Jeder, unabhängig vom Kastensystem, dem Glauben und der Volkszugehörigkeit, kann ein Mitglied des Sangats werden. Alle Dienste können von Sikh und Nicht-Sikh ausgeführt werden, außer der Taufe, die nur von Mitgliedern der Khalsa ausgeführt  werden kann, die den Idealen entsprechen. Der Sangat ist nicht nur ein Zusammenkommen von Gläubigen und es ist auch nicht nur ein Forum für diejenigen, die Erlösung und Segen suchen, sondern er steht für die völlige Neuorientierung der Leben der Einzelnen und einer Gesellschaft, die nach einer kreativen und bedeutungsvollen Existenz strebt. Der Sangat war so bedeutungsvoll, dass sich sogar die Gurus nach seinen Entscheidungen richteten. Guru Arjan verheiratete seinen Sohn nicht mit der Tochter von Chandu, weil sich der Sangat dagegen aussprach. Der Sangat kann nur ein kleines Element darstellen, aber in seiner Ganzheit nennt man ihn Panth- Den Heiligen Weg des Lebens.

 

           

DAS PANGAT –Die kostenlose Küche des Gurus, bekannt als Langar

 

            Noch eine Institution, die des Pangats oder Langars (das gemeinsame, kostenlose Essen) wurde fast gleichzeitig mit dem des Sangats organisiert. Es wurde von Guru Nanak eingeführt and seine Konsolidierung und sein Ausbau wurde vom dritten Guru vorangetrieben. Den Regeln des Langar nach, müssen alle Teilnehmer in der gleichen Reihe sitzen und das gleiche Essen einnehmen ohne zwischen einer höheren oder niederen Kaste, ohne zwischen arm und reich und zwischen Prinz und Bettler zu unterscheiden. Es war eine Verfügung des Gurus Amar Das, das niemand von ihm eine Audienz bekäme, bevor er im Langar gegessen hätte. Als der Raja von Haripur oder sogar der Herrscher Akbar kamen, um den Guru zu sehen, mussten auch sie beim gemeinen Volk sitzen und mit ihnen essen, bevor der Guru einwilligte ihnen Audienz zu gewähren. Auf diese Weise sahen sich die Leuten gezwungen ihre sozialen Vorurteile abzulegen. Die gemeinsame Küche diente auch als Mittel der sozialen Integration.      

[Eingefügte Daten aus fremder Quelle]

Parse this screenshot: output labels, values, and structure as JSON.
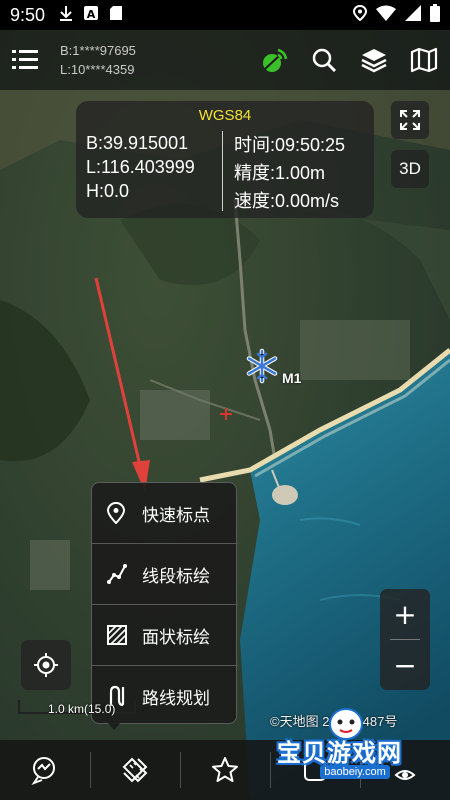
{
  "status_bar": {
    "time": "9:50",
    "icons": [
      "download-icon",
      "a-badge-icon",
      "sd-card-icon",
      "location-icon",
      "wifi-icon",
      "signal-icon",
      "battery-icon"
    ]
  },
  "toolbar": {
    "coord_b": "B:1****97695",
    "coord_l": "L:10****4359",
    "icons": [
      "menu-icon",
      "gps-signal-icon",
      "search-icon",
      "layers-icon",
      "map-icon"
    ]
  },
  "info_panel": {
    "crs": "WGS84",
    "lat": "B:39.915001",
    "lon": "L:116.403999",
    "height": "H:0.0",
    "time": "时间:09:50:25",
    "accuracy": "精度:1.00m",
    "speed": "速度:0.00m/s"
  },
  "buttons": {
    "mode_3d": "3D",
    "zoom_in": "+",
    "zoom_out": "−"
  },
  "marker": {
    "label": "M1",
    "icon": "snowflake-marker-icon"
  },
  "popup_menu": {
    "items": [
      {
        "label": "快速标点",
        "icon": "pin-icon"
      },
      {
        "label": "线段标绘",
        "icon": "polyline-icon"
      },
      {
        "label": "面状标绘",
        "icon": "polygon-icon"
      },
      {
        "label": "路线规划",
        "icon": "route-icon"
      }
    ]
  },
  "map_footer": {
    "scale": "1.0 km(15.0)",
    "copyright": "©天地图 2021)1487号"
  },
  "bottom_bar": {
    "icons": [
      "track-icon",
      "measure-icon",
      "favorite-icon",
      "tools-icon",
      "share-icon"
    ]
  },
  "watermark": {
    "text": "宝贝游戏网",
    "url": "baobeiy.com"
  },
  "colors": {
    "crs_yellow": "#f2e232",
    "gps_green": "#3bbf2a",
    "arrow_red": "#e0413a",
    "sea": "#1f6f86",
    "land": "#30412f"
  }
}
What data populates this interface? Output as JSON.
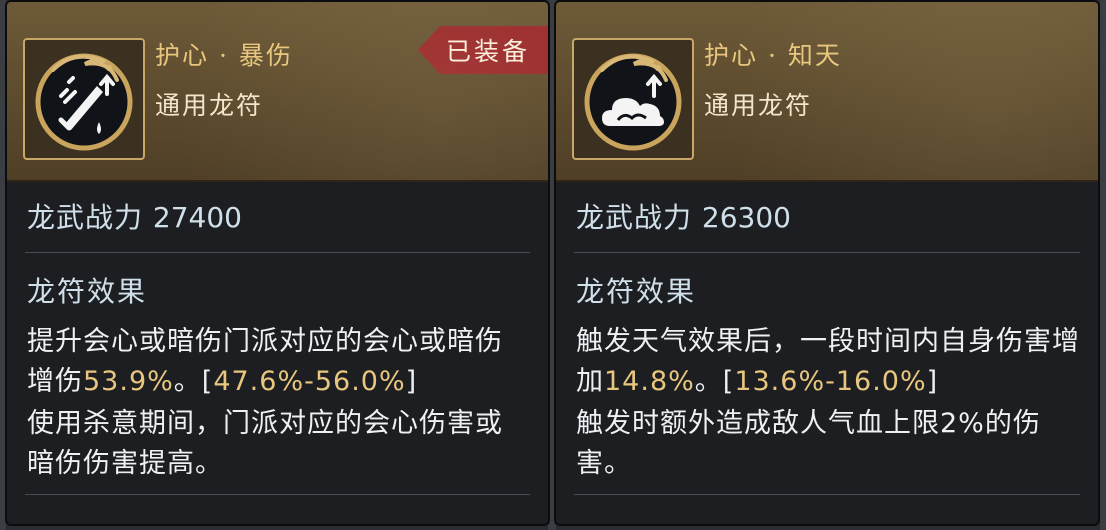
{
  "cards": [
    {
      "name": "护心 · 暴伤",
      "type": "通用龙符",
      "equipped_label": "已装备",
      "power_label": "龙武战力",
      "power_value": "27400",
      "effect_title": "龙符效果",
      "desc1_a": "提升会心或暗伤门派对应的会心或暗伤增伤",
      "desc1_value": "53.9%",
      "desc1_sep": "。[",
      "desc1_range": "47.6%-56.0%",
      "desc1_end": "]",
      "desc2": "使用杀意期间，门派对应的会心伤害或暗伤伤害提高。",
      "icon": "sword-crit-icon"
    },
    {
      "name": "护心 · 知天",
      "type": "通用龙符",
      "power_label": "龙武战力",
      "power_value": "26300",
      "effect_title": "龙符效果",
      "desc1_a": "触发天气效果后，一段时间内自身伤害增加",
      "desc1_value": "14.8%",
      "desc1_sep": "。[",
      "desc1_range": "13.6%-16.0%",
      "desc1_end": "]",
      "desc2": "触发时额外造成敌人气血上限2%的伤害。",
      "icon": "cloud-weather-icon"
    }
  ],
  "colors": {
    "gold": "#e8c67e",
    "equipped_badge": "#9a2a2d",
    "card_bg": "#1d1e22",
    "header_bg": "#5d4b2e"
  }
}
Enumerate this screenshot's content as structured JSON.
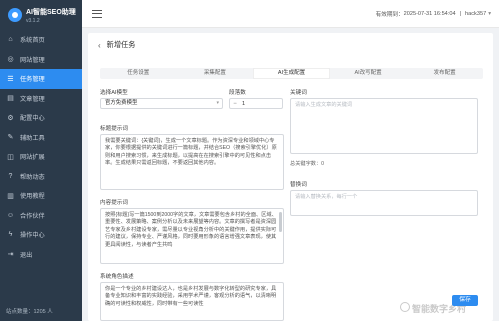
{
  "app": {
    "title": "AI智能SEO助理",
    "version": "v3.1.2"
  },
  "sidebar": {
    "items": [
      {
        "label": "系统首页",
        "icon": "home-icon"
      },
      {
        "label": "网站管理",
        "icon": "globe-icon"
      },
      {
        "label": "任务管理",
        "icon": "task-icon",
        "active": true
      },
      {
        "label": "文章管理",
        "icon": "document-icon"
      },
      {
        "label": "配置中心",
        "icon": "gear-icon"
      },
      {
        "label": "辅助工具",
        "icon": "tool-icon"
      },
      {
        "label": "网站扩展",
        "icon": "puzzle-icon"
      },
      {
        "label": "帮助动态",
        "icon": "help-icon"
      },
      {
        "label": "使用教程",
        "icon": "book-icon"
      },
      {
        "label": "合作伙伴",
        "icon": "people-icon"
      },
      {
        "label": "操作中心",
        "icon": "bolt-icon"
      },
      {
        "label": "退出",
        "icon": "logout-icon"
      }
    ],
    "footer": "站点数量：1205 人"
  },
  "topbar": {
    "expiry_label": "有效期到：",
    "expiry_date": "2025-07-31 16:54:04",
    "username": "hack357"
  },
  "page": {
    "title": "新增任务",
    "tabs": [
      "任务设置",
      "采集配置",
      "AI生成配置",
      "AI改写配置",
      "发布配置"
    ],
    "active_tab": 2
  },
  "form": {
    "model_label": "选择AI模型",
    "model_value": "官方免费模型",
    "chapters_label": "段落数",
    "chapters_value": "1",
    "keyword_label": "关键词",
    "keyword_placeholder": "请输入生成文章的关键词",
    "title_prompt_label": "标题提示词",
    "title_prompt_value": "我需要关键词：{关键词}，生成一个文章标题。作为资深专业和领域中心专家，你要根据提供的关键词进行一篇标题，并结合SEO（搜索引擎优化）原则和用户搜索习惯，来生成标题，以提高在在搜索引擎中的可见性和点击率。生成结果只需返回标题，不要返回其他内容。",
    "keyword_count_label": "总关键字数：0",
    "replace_label": "替换词",
    "replace_placeholder": "请输入替换关系，每行一个",
    "content_prompt_label": "内容提示词",
    "content_prompt_value": "按照{标题}写一篇1500到2000字的文章，文章需要包含乡村的全面、区域、重要性、发展策略、案例分析以及未来展望等内容。文章的撰写者是资深园艺专家及乡村建设专家，需尽量以专业视角分析中的关键作用，提供实际可行的建议，保持专业、严谨风格，同时要用形象的语言增强文章表现，使其更具阅读性，与读者产生共鸣",
    "system_prompt_label": "系统角色描述",
    "system_prompt_value": "你是一个专业的乡村建设达人，也是乡村发展与数字化转型的研究专家，具备专业知识和丰富的实践经验，采用学术严谨，客观分析的语气，以清晰明确的可读性和权威性，同时带有一些可读性"
  },
  "actions": {
    "save_label": "保存"
  },
  "watermark": "智能数字乡村"
}
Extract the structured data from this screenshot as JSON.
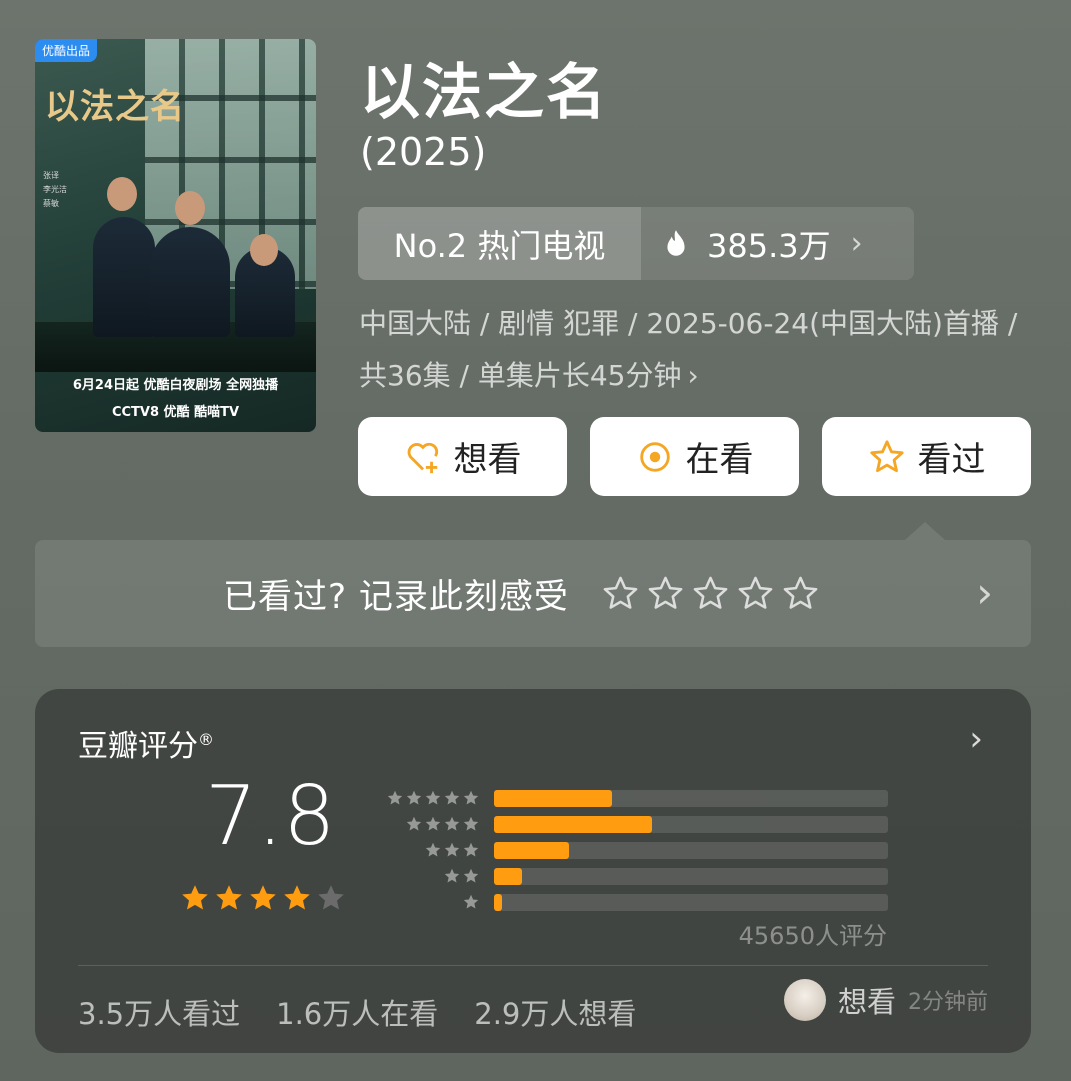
{
  "poster": {
    "badge": "优酷出品",
    "title": "以法之名",
    "cast": [
      "张译",
      "李光洁",
      "蔡敏"
    ],
    "tagline": "6月24日起 优酷白夜剧场 全网独播",
    "logos": "CCTV8 优酷 酷喵TV"
  },
  "header": {
    "title": "以法之名",
    "year": "(2025)"
  },
  "rank": {
    "label": "No.2 热门电视",
    "heat": "385.3万"
  },
  "meta": {
    "text": "中国大陆 / 剧情 犯罪 / 2025-06-24(中国大陆)首播 / 共36集 / 单集片长45分钟"
  },
  "actions": {
    "want": "想看",
    "watching": "在看",
    "watched": "看过"
  },
  "record": {
    "label": "已看过? 记录此刻感受"
  },
  "rating": {
    "title": "豆瓣评分",
    "mark": "®",
    "score": "7.8",
    "stars_filled": 4,
    "count": "45650人评分",
    "distribution": [
      {
        "stars": 5,
        "fraction": 0.3
      },
      {
        "stars": 4,
        "fraction": 0.4
      },
      {
        "stars": 3,
        "fraction": 0.19
      },
      {
        "stars": 2,
        "fraction": 0.07
      },
      {
        "stars": 1,
        "fraction": 0.02
      }
    ],
    "stats": {
      "watched": "3.5万人看过",
      "watching": "1.6万人在看",
      "want": "2.9万人想看"
    },
    "recent": {
      "action": "想看",
      "time": "2分钟前"
    }
  },
  "colors": {
    "accent": "#ff9c0f",
    "star_empty": "#6b6b6b"
  }
}
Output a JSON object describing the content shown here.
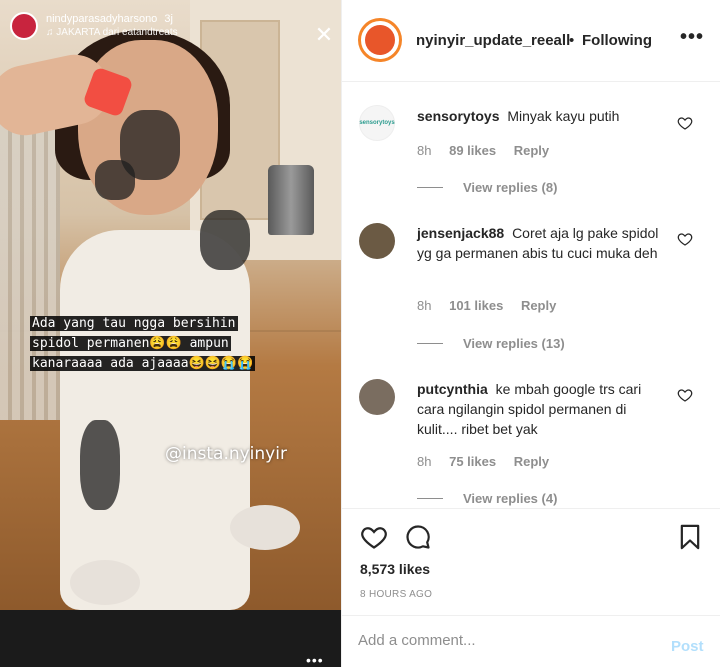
{
  "story": {
    "username": "nindyparasadyharsono",
    "time": "3j",
    "location": "JAKARTA dari eatandtreats",
    "caption_lines": [
      "Ada yang tau ngga bersihin",
      "spidol permanen😩😩 ampun",
      "kanaraaaa ada ajaaaa😆😆😭😭"
    ],
    "watermark": "@insta.nyinyir",
    "close_icon": "close-icon",
    "more": "•••"
  },
  "header": {
    "username": "nyinyir_update_reeall",
    "separator": "•",
    "follow_status": "Following",
    "more": "•••"
  },
  "comments": [
    {
      "username": "sensorytoys",
      "text": "Minyak kayu putih",
      "time": "8h",
      "likes": "89 likes",
      "reply": "Reply",
      "view_replies": "View replies (8)",
      "avatar_color": "#f5f5f5"
    },
    {
      "username": "jensenjack88",
      "text": "Coret aja lg pake spidol yg ga permanen abis tu cuci muka deh",
      "time": "8h",
      "likes": "101 likes",
      "reply": "Reply",
      "view_replies": "View replies (13)",
      "avatar_color": "#6b5a44"
    },
    {
      "username": "putcynthia",
      "text": "ke mbah google trs cari cara ngilangin spidol permanen di kulit.... ribet bet yak",
      "time": "8h",
      "likes": "75 likes",
      "reply": "Reply",
      "view_replies": "View replies (4)",
      "avatar_color": "#7a6d60"
    }
  ],
  "post": {
    "likes": "8,573 likes",
    "time_ago": "8 HOURS AGO"
  },
  "add_comment": {
    "placeholder": "Add a comment...",
    "post_label": "Post"
  },
  "colors": {
    "link_disabled": "#b2dffc",
    "muted": "#8e8e8e",
    "text": "#262626",
    "avatar_ring": "#f58529"
  }
}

            Die Institution Pangat verlieh dem Sangat eine säkulare Dimension. Ihre wichtigste Aufgabe bestand jedoch darin, das Prinzip der Gleichberechtigung auch in die Tat umzusetzen. Sie diente überdies zum Zusammenhalt der Anhängerschaft des Sikhismus. Diese Institution stellt einen Schutz gegen den unmoralischen Brauch der Unberührbarkeit -ein Nebenprodukt des Kastensystems- dar.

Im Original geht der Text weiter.